Lo chiamavano il quarto tenore, la quarta punta o anche la riserva di lusso. Sì, all’alba della sua esperienza napoletana, Goran Pandev era visto e considerato proprio come uno di quei bolidi di Formula 1 belli e scintillanti, ma comunque relegati in seconda fila per ordini di scuderia: Lavezzi, Hamsik, Cavani; e poi lui, il genio macedone che per esperienza e talento e trofei conquistati potrebbe tenere lezioni in cattedra con occhialini da prof. Da qualche settimana, però, la scuderia ha modificato i piani. Radicalmente. E complice anche la cessione di Lavezzi al Psg, Pandev s’è trovato di nuovo in prima linea: felice, contento, responsabilizzato e carico. Perché sia chiaro: quel ruolo di leader che ha tanto inseguito, smanioso, nella stagione di tante panchine, è già infiocchettato. Deve soltanto prenderlo. E farne l’uso migliore possibile. Garantisce Mazzarri.
IL RETROSCENA – Già, proprio così. Perché il tecnico azzurro, prima ancora di cominciare a discutere con De Laurentiis del futuro, ha espresso precisamente questo concetto: Pandev è la base, la prima pietra su cui fondare il nuovo corso. Che si fa? Beh, il presidente ha preso il telefono e ha chiamato Moratti, davanti al proprio allenatore, la sera stessa dell’incontro di Roma: nostro. E uno. Il secondo passaggio, ora, dovrà farlo Goran: tanta fiducia e tanta stima meritano risposte in campo.
CHE CURRICULUM – La pressione, comunque, non è mica un problema per lui: la leggenda del calcio macedone, il capitano della Nazionale, il mister Triplete dell’Inter di Mourinho e il signor Coppa Italia. Scudetti e coppe, trofei e soddisfazioni a go-go. Un elenco lungo così. Proprio così: scudetto, Champions, Mondiale per club, Coppa Italia (2), Supercoppa italiana e Viareggio con l’Inter; Coppa Italia e Supercoppa italiana con la Lazio; Coppa Italia con il Napoli. Che curriculum, per quello che in Macedonia è considerato il miglior giocatore della storia del Paese, nonché per il miglior marcatore incoronato dalle statistiche nazionali (25 gol).
LA NUOVA VITA – Con Mou, che ancora oggi sente con grande affetto, è stato tra gli uomini della svolta. Determinante per il ciclo straordinario, pur suonando in un’orchestra degna della Filarmonica di Vienna.
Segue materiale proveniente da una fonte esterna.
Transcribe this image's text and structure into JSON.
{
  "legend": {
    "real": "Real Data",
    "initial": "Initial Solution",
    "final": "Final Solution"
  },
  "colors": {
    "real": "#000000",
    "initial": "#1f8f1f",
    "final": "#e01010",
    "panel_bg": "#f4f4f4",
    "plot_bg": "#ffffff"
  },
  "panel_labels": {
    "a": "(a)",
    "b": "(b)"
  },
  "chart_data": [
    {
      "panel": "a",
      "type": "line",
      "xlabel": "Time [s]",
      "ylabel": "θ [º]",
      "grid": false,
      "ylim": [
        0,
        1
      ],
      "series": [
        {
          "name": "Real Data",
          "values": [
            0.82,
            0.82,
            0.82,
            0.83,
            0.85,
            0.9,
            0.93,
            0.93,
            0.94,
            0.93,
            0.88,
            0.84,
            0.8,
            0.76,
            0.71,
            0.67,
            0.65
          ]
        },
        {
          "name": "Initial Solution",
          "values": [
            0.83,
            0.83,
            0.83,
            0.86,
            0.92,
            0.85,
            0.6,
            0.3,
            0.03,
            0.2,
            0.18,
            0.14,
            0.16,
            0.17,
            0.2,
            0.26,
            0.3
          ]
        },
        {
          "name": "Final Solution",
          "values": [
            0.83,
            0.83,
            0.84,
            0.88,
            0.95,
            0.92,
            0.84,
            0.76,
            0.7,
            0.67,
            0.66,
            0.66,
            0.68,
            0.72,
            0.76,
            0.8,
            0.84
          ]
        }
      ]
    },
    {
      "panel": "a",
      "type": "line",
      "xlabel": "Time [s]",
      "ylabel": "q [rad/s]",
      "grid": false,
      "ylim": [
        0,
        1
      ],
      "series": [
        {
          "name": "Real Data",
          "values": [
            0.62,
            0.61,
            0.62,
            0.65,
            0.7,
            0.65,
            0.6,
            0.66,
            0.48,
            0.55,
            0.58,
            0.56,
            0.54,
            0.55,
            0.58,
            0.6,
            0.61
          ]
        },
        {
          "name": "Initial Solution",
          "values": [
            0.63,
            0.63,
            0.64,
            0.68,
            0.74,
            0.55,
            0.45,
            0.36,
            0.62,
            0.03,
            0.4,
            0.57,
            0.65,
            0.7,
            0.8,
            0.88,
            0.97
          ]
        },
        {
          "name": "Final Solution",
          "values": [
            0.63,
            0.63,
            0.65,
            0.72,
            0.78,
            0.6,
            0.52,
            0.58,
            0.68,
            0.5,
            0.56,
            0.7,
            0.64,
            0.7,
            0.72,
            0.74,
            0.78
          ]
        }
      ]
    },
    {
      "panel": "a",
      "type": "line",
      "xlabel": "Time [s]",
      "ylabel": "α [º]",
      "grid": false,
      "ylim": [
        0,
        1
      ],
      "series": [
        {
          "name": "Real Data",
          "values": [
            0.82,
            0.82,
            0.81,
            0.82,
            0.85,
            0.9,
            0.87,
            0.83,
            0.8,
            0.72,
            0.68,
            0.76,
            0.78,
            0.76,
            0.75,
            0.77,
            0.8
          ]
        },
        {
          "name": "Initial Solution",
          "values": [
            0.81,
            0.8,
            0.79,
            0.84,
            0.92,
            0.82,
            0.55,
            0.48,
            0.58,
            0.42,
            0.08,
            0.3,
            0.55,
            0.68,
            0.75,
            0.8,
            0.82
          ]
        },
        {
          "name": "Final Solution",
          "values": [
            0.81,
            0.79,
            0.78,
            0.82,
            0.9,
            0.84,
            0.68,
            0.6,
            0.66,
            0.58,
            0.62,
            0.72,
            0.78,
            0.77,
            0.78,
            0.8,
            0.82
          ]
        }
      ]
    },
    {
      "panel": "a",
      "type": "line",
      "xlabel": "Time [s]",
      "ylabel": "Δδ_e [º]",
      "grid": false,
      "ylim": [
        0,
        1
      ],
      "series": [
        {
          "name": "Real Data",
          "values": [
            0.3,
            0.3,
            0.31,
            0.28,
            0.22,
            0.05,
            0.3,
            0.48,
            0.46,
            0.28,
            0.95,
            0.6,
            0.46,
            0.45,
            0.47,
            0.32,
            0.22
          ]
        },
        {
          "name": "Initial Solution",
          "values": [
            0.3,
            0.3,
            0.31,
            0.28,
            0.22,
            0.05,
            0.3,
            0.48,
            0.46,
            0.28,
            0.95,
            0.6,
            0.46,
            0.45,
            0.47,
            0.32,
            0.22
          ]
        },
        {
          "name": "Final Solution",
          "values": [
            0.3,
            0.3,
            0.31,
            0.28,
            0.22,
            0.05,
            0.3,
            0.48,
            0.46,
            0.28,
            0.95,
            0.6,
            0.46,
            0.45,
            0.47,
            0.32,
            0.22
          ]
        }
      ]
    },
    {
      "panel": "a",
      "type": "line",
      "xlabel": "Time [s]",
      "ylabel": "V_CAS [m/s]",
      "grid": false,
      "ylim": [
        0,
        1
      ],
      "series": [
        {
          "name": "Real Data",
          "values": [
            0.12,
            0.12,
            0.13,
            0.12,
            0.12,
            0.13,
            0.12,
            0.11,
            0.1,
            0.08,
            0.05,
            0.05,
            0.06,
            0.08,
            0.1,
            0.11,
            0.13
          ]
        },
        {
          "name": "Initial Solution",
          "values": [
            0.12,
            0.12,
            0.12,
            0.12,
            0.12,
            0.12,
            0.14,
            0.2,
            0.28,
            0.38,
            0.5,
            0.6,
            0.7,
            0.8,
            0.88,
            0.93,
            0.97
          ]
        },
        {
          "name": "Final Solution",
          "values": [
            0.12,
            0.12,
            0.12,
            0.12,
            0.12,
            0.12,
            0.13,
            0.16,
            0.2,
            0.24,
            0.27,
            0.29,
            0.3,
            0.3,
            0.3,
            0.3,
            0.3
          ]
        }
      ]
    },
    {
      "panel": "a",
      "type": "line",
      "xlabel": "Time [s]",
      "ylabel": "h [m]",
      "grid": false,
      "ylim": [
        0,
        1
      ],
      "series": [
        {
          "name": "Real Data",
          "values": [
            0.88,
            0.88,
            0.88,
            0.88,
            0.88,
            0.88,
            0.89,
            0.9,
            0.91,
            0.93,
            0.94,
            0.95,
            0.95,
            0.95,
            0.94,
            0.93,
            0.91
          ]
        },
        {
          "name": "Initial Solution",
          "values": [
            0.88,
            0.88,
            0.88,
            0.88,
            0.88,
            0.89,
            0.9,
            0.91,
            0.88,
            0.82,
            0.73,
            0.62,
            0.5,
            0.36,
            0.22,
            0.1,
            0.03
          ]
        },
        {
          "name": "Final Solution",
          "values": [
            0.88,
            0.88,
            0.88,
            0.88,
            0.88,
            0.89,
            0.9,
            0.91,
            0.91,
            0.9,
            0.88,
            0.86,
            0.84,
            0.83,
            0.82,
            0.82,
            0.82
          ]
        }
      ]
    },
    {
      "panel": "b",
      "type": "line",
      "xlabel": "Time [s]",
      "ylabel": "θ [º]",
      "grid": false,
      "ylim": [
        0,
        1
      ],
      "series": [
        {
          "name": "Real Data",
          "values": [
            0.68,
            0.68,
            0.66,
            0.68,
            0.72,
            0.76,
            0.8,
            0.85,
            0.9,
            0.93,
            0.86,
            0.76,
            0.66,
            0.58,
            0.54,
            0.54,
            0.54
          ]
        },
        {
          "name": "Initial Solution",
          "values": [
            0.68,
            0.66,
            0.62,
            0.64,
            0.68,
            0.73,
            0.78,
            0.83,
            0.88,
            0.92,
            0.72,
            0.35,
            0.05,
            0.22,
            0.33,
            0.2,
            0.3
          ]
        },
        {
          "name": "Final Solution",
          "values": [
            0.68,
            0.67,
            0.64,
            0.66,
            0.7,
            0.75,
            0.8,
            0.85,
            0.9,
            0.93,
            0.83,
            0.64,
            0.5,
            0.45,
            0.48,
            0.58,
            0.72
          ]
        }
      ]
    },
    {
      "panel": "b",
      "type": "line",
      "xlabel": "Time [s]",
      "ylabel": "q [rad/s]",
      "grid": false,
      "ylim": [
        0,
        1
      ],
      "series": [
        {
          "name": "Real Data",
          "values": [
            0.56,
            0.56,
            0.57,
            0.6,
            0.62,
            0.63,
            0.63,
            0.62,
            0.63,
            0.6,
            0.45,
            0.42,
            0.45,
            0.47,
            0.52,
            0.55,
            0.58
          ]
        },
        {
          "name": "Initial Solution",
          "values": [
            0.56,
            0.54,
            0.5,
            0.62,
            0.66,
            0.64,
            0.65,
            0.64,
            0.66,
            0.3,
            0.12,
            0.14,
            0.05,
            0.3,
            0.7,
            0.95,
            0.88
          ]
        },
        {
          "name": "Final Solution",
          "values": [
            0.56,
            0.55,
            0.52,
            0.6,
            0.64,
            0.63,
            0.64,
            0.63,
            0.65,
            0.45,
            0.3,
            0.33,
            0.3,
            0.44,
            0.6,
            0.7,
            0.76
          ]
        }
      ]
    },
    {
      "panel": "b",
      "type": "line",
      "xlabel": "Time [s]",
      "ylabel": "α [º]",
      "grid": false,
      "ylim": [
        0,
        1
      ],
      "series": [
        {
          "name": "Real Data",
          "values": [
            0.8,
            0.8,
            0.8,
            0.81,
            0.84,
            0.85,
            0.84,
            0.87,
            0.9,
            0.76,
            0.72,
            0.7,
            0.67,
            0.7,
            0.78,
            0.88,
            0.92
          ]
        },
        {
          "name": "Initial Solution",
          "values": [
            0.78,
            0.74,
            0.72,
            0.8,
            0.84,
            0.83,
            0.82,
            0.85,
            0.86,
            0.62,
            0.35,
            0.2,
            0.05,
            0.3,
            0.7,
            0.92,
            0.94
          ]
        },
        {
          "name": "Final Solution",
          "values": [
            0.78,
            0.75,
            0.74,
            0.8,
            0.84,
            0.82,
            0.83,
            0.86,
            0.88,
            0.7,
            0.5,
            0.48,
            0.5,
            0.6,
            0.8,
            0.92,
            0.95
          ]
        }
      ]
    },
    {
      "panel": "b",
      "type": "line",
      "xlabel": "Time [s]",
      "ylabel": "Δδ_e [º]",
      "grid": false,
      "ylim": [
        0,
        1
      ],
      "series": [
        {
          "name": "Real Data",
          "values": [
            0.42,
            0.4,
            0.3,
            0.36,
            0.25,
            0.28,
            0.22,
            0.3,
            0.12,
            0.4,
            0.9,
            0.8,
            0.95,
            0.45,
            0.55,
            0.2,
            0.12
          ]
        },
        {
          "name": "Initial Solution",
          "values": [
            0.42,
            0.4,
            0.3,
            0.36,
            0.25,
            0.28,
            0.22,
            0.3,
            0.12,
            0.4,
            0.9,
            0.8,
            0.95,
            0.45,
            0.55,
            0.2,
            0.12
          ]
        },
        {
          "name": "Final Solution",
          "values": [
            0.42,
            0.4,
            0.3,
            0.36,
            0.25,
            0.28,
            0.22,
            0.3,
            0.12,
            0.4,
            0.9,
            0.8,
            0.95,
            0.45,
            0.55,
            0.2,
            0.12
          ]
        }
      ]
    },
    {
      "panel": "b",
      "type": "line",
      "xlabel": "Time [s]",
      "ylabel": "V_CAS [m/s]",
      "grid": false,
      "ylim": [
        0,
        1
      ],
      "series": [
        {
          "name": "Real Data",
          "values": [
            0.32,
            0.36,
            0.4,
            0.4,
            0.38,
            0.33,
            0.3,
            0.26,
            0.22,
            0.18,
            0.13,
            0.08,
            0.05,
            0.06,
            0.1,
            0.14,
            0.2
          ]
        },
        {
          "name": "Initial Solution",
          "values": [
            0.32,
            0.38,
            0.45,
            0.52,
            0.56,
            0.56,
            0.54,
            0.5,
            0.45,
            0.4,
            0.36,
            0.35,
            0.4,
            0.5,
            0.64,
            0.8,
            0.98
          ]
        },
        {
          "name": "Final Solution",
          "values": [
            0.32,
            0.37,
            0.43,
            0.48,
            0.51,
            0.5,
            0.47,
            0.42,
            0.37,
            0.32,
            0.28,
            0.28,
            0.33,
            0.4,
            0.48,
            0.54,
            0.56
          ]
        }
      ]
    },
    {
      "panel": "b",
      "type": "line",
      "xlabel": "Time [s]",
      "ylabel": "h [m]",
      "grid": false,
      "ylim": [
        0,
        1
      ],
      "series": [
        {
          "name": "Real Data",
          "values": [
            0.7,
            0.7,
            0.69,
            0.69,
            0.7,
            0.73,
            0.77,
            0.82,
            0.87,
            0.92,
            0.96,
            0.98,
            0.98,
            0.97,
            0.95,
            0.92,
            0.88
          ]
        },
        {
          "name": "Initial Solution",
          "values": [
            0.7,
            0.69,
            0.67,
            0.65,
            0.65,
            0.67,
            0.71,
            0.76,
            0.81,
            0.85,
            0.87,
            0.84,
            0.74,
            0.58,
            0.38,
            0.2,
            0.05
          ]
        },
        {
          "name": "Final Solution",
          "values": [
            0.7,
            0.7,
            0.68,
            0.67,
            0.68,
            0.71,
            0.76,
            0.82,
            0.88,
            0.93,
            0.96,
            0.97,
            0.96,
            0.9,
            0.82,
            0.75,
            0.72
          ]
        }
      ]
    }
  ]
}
Con Mazzarri, invece, dovrà essere il direttore. Anzi, un animale da palcoscenico. Il frontman della band: è questo il motivo per cui è stato fortemente voluto. E’ lui, che l’allenatore considera l’uomo più dotato tecnicamente. E non ha torto. Dunque, sotto con la nuova vita di Goran il macedone: perché se il genio (sregolato) è innato e sublime, il fisico va curato giorno per giorno. Costruito e alimentato sin dall’estate, questa volta: sin da Dimaro, con una preparazione atletica degna del novero e dello spessore degli impegni che aspettano il Napoli sin dall’11 agosto a Pechino con la Juve in Supercoppa. Il resto verrà da sé.
LA CITTA’ – Prima del raduno, fissato il 9 luglio al centro sportivo di Castelvolturno, però, saranno soltanto vacanze. Un lungo viaggio di nozze, considerando che Goran, una settimana fa, ha sposato anche in chiesa la signora Danica, sua moglie, per la legge, dal 2009. La cerimonia e poi la festa con un centinaio d’invitati all’hotel Sirius di Strumica, la sua città, con danzatrici del ventre, i due figli e l’amico Dejan Stankovic al proprio fianco. Gioia vera, pura, come all’Olimpico dopo la conquista della Coppa Italia azzurra: “E’ stata la più bella delle quattro vinte”. O la firma sul contratto triennale che lo ha legato al Napoli: “Lo volevo a tutti i costi. Qui sono felice”. E anche ben integrato: il caffè con vista su Posillipo, le cene alla Finestrella di Marechiaro, qualche amico – pochi ma fidati – e l’abbraccio del popolo: “La festa per la Coppa Italia sembrava quella per la Champions: non oso immaginare cosa potrebbe accadere, se dovessimo vincere altro”. Restare per provare. E per credere.